La gravidanza è uno dei momenti più importanti nella vita di una donna e, fin dalle prime settimane di gestazione, è importantissimo adottare precauzioni e modificare eventuali abitudini di vita errate.
Normalmente, il proprio ginecologo consiglia alla gestante il percorso più adeguato da seguire, tra test di screening prenatale o altri esami diagnostici, per valutare le condizioni del bimbo.

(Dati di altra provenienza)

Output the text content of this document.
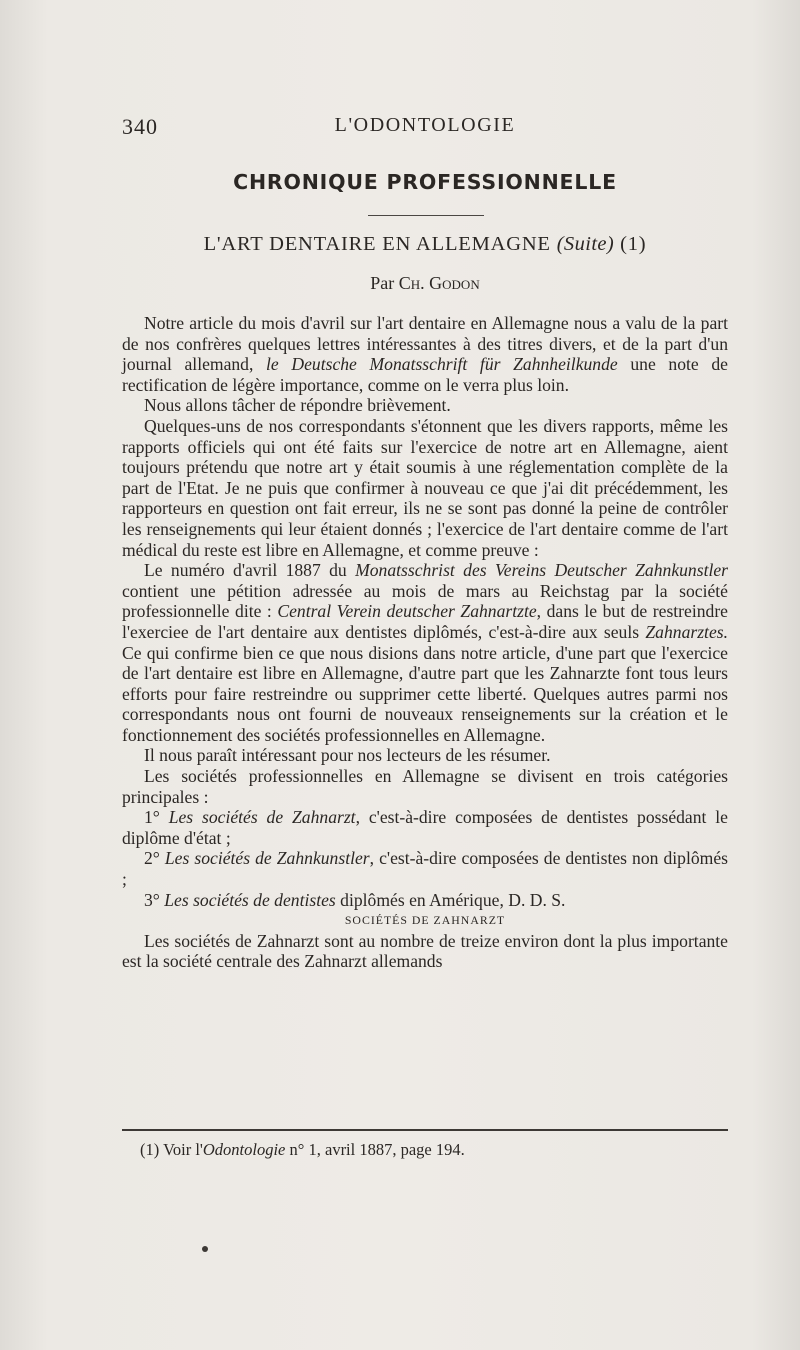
340	L'ODONTOLOGIE
CHRONIQUE PROFESSIONNELLE
L'ART DENTAIRE EN ALLEMAGNE (Suite) (1)
Par Ch. Godon

Notre article du mois d'avril sur l'art dentaire en Allemagne nous a valu de la part de nos confrères quelques lettres intéressantes à des titres divers, et de la part d'un journal allemand, le Deutsche Monatsschrift für Zahnheilkunde une note de rectification de légère importance, comme on le verra plus loin.

Nous allons tâcher de répondre brièvement.

Quelques-uns de nos correspondants s'étonnent que les divers rapports, même les rapports officiels qui ont été faits sur l'exercice de notre art en Allemagne, aient toujours prétendu que notre art y était soumis à une réglementation complète de la part de l'Etat. Je ne puis que confirmer à nouveau ce que j'ai dit précédemment, les rapporteurs en question ont fait erreur, ils ne se sont pas donné la peine de contrôler les renseignements qui leur étaient donnés ; l'exercice de l'art dentaire comme de l'art médical du reste est libre en Allemagne, et comme preuve :

Le numéro d'avril 1887 du Monatsschrist des Vereins Deutscher Zahnkunstler contient une pétition adressée au mois de mars au Reichstag par la société professionnelle dite : Central Verein deutscher Zahnartzte, dans le but de restreindre l'exerciee de l'art dentaire aux dentistes diplômés, c'est-à-dire aux seuls Zahnarztes. Ce qui confirme bien ce que nous disions dans notre article, d'une part que l'exercice de l'art dentaire est libre en Allemagne, d'autre part que les Zahnarzte font tous leurs efforts pour faire restreindre ou supprimer cette liberté. Quelques autres parmi nos correspondants nous ont fourni de nouveaux renseignements sur la création et le fonctionnement des sociétés professionnelles en Allemagne.

Il nous paraît intéressant pour nos lecteurs de les résumer.

Les sociétés professionnelles en Allemagne se divisent en trois catégories principales :

1° Les sociétés de Zahnarzt, c'est-à-dire composées de dentistes possédant le diplôme d'état ;

2° Les sociétés de Zahnkunstler, c'est-à-dire composées de dentistes non diplômés ;

3° Les sociétés de dentistes diplômés en Amérique, D. D. S.

SOCIÉTÉS DE ZAHNARZT

Les sociétés de Zahnarzt sont au nombre de treize environ dont la plus importante est la société centrale des Zahnarzt allemands

(1) Voir l'Odontologie n° 1, avril 1887, page 194.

Questi esami permettono di scoprire se il nascituro è affetto da alterazioni dei cromosomi, quali la trisomia 21 (sindrome di Down), la trisomia 18 (sindrome di Edwards), la trisomia 13 (sindrome di Patau).

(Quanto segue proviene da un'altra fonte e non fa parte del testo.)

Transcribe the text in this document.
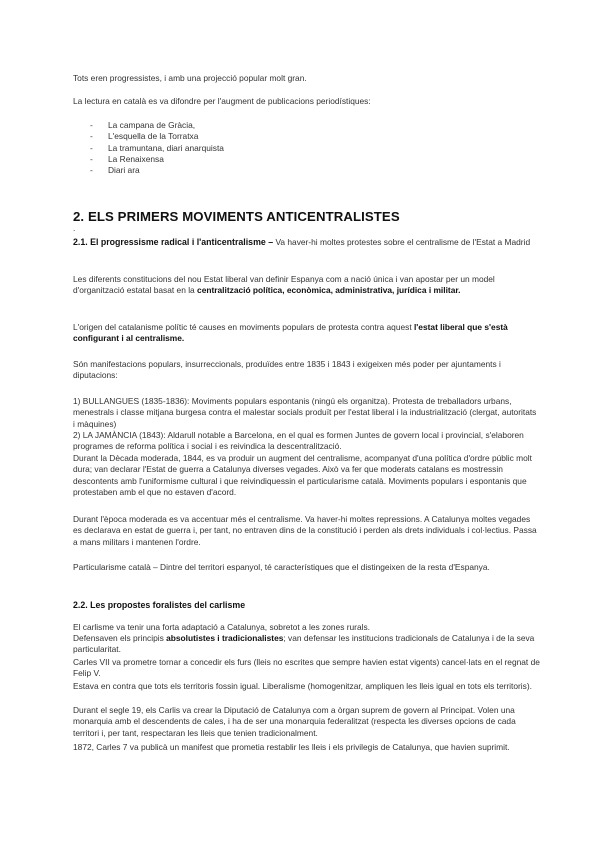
Tots eren progressistes, i amb una projecció popular molt gran.

La lectura en català es va difondre per l'augment de publicacions periodístiques:

- La campana de Gràcia,
- L'esquella de la Torratxa
- La tramuntana, diari anarquista
- La Renaixensa
- Diari ara
2. ELS PRIMERS MOVIMENTS ANTICENTRALISTES
.

2.1. El progressisme radical i l'anticentralisme – Va haver-hi moltes protestes sobre el centralisme de l'Estat a Madrid

Les diferents constitucions del nou Estat liberal van definir Espanya com a nació única i van apostar per un model d'organització estatal basat en la centralització política, econòmica, administrativa, jurídica i militar.

L'origen del catalanisme polític té causes en moviments populars de protesta contra aquest l'estat liberal que s'està configurant i al centralisme.

Són manifestacions populars, insurreccionals, produïdes entre 1835 i 1843 i exigeixen més poder per ajuntaments i diputacions:

1) BULLANGUES (1835-1836): Moviments populars espontanis (ningú els organitza). Protesta de treballadors urbans, menestrals i classe mitjana burgesa contra el malestar socials produït per l'estat liberal i la industrialització (clergat, autoritats i màquines)

2) LA JAMÀNCIA (1843): Aldarull notable a Barcelona, en el qual es formen Juntes de govern local i provincial, s'elaboren programes de reforma política i social i es reivindica la descentralització.

Durant la Dècada moderada, 1844, es va produir un augment del centralisme, acompanyat d'una política d'ordre públic molt dura; van declarar l'Estat de guerra a Catalunya diverses vegades. Això va fer que moderats catalans es mostressin descontents amb l'uniformisme cultural i que reivindiquessin el particularisme català. Moviments populars i espontanis que protestaben amb el que no estaven d'acord.

Durant l'època moderada es va accentuar més el centralisme. Va haver-hi moltes repressions. A Catalunya moltes vegades es declarava en estat de guerra i, per tant, no entraven dins de la constitució i perden als drets individuals i col·lectius. Passa a mans militars i mantenen l'ordre.

Particularisme català – Dintre del territori espanyol, té característiques que el distingeixen de la resta d'Espanya.

2.2. Les propostes foralistes del carlisme

El carlisme va tenir una forta adaptació a Catalunya, sobretot a les zones rurals.

Defensaven els principis absolutistes i tradicionalistes; van defensar les institucions tradicionals de Catalunya i de la seva particularitat.

Carles VII va prometre tornar a concedir els furs (lleis no escrites que sempre havien estat vigents) cancel·lats en el regnat de Felip V.

Estava en contra que tots els territoris fossin igual. Liberalisme (homogenitzar, ampliquen les lleis igual en tots els territoris).

Durant el segle 19, els Carlis va crear la Diputació de Catalunya com a òrgan suprem de govern al Principat. Volen una monarquia amb el descendents de cales, i ha de ser una monarquia federalitzat (respecta les diverses opcions de cada territori i, per tant, respectaran les lleis que tenien tradicionalment.

1872, Carles 7 va publicà un manifest que prometia restablir les lleis i els privilegis de Catalunya, que havien suprimit.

Amniocentesi e villocentesi sono test diagnostici di tipo invasivo che offrono una diagnosi, ma presentano un rischio di aborto.
Se non ci sono fattori predisponenti, come la familiarità a determinate malattie, prima di sottoporsi a un test diagnostico invasivo, si preferisce eseguire un esame non invasivo, come un test di screening prenatale. Tra questi abbiamo il test del DNA fetale e il Bi-test (o test combinato) che restituiscono la percentuale di probabilità di presenza nel feto di determinate malattie.

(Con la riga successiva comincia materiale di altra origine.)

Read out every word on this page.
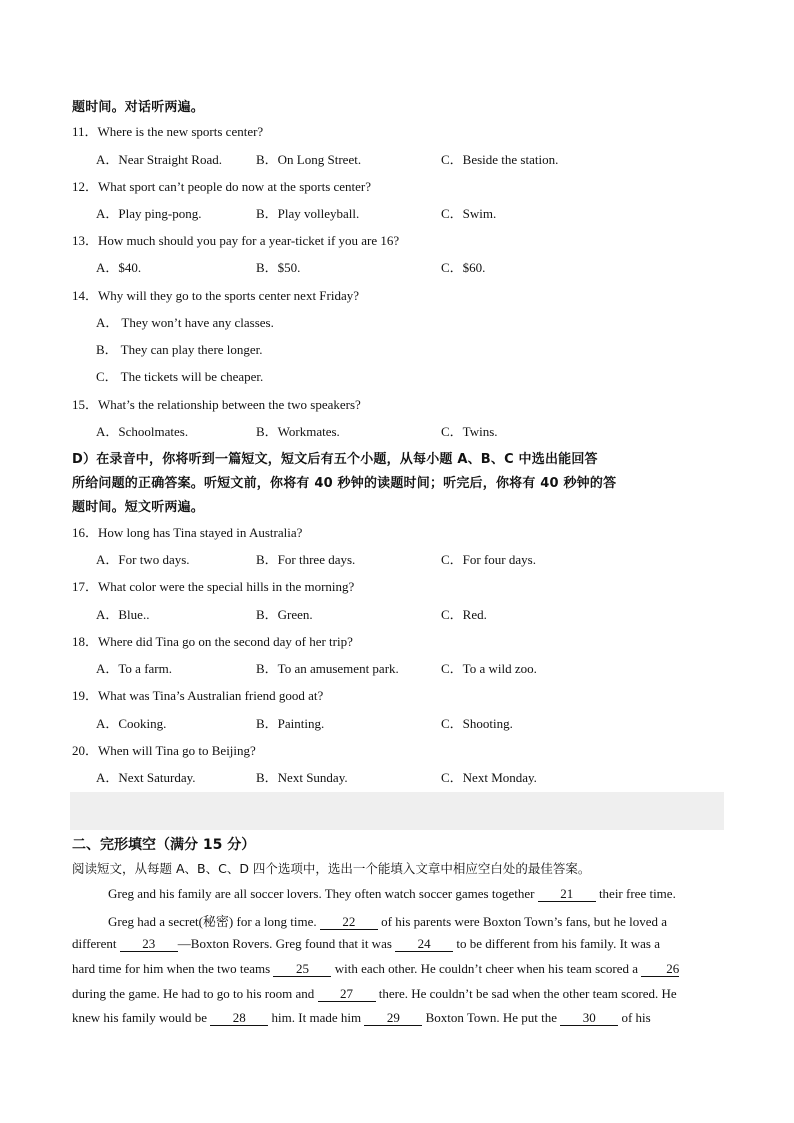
题时间。对话听两遍。
11．Where is the new sports center?
A．Near Straight Road.	B．On Long Street.	C．Beside the station.
12．What sport can’t people do now at the sports center?
A．Play ping-pong.	B．Play volleyball.	C．Swim.
13．How much should you pay for a year-ticket if you are 16?
A．$40.	B．$50.	C．$60.
14．Why will they go to the sports center next Friday?
A． They won’t have any classes.
B． They can play there longer.
C． The tickets will be cheaper.
15．What’s the relationship between the two speakers?
A．Schoolmates.	B．Workmates.	C．Twins.
D）在录音中，你将听到一篇短文，短文后有五个小题，从每小题 A、B、C 中选出能回答
所给问题的正确答案。听短文前，你将有 40 秒钟的读题时间；听完后，你将有 40 秒钟的答
题时间。短文听两遍。
16．How long has Tina stayed in Australia?
A．For two days.	B．For three days.	C．For four days.
17．What color were the special hills in the morning?
A．Blue..	B．Green.	C．Red.
18．Where did Tina go on the second day of her trip?
A．To a farm.	B．To an amusement park.	C．To a wild zoo.
19．What was Tina’s Australian friend good at?
A．Cooking.	B．Painting.	C．Shooting.
20．When will Tina go to Beijing?
A．Next Saturday.	B．Next Sunday.	C．Next Monday.
二、完形填空（满分 15 分）
阅读短文，从每题 A、B、C、D 四个选项中，选出一个能填入文章中相应空白处的最佳答案。
Greg and his family are all soccer lovers. They often watch soccer games together 21 their free time.
Greg had a secret(秘密) for a long time. 22 of his parents were Boxton Town’s fans, but he loved a
different 23 —Boxton Rovers. Greg found that it was 24 to be different from his family. It was a
hard time for him when the two teams 25 with each other. He couldn’t cheer when his team scored a 26
during the game. He had to go to his room and 27 there. He couldn’t be sad when the other team scored. He
knew his family would be 28 him. It made him 29 Boxton Town. He put the 30 of his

Il Bi-test prevede due diversi esami: occorrono un prelievo di sangue ematico materno per analizzare i valori di due proteine (biomarcatori di malattie del feto), e un'ecografia (translucenza nucale) per eseguire delle misurazioni sul nascituro. La futura mamma può eseguire questi test tra l'11a e la 13a settimana di gravidanza. Il Bi-test ha un tasso di attendibilità dell'85% 1.

Il test del DNA fetale è un esame di screening di ultima generazione che può essere eseguito già dalla 10a settimana di gestazione su un campione di sangue materno. La percentuale di attendibilità nel rilevare i casi di trisomia 21 è superiore al 99%, mentre per le trisomie 13 e 18 è di poco inferiore.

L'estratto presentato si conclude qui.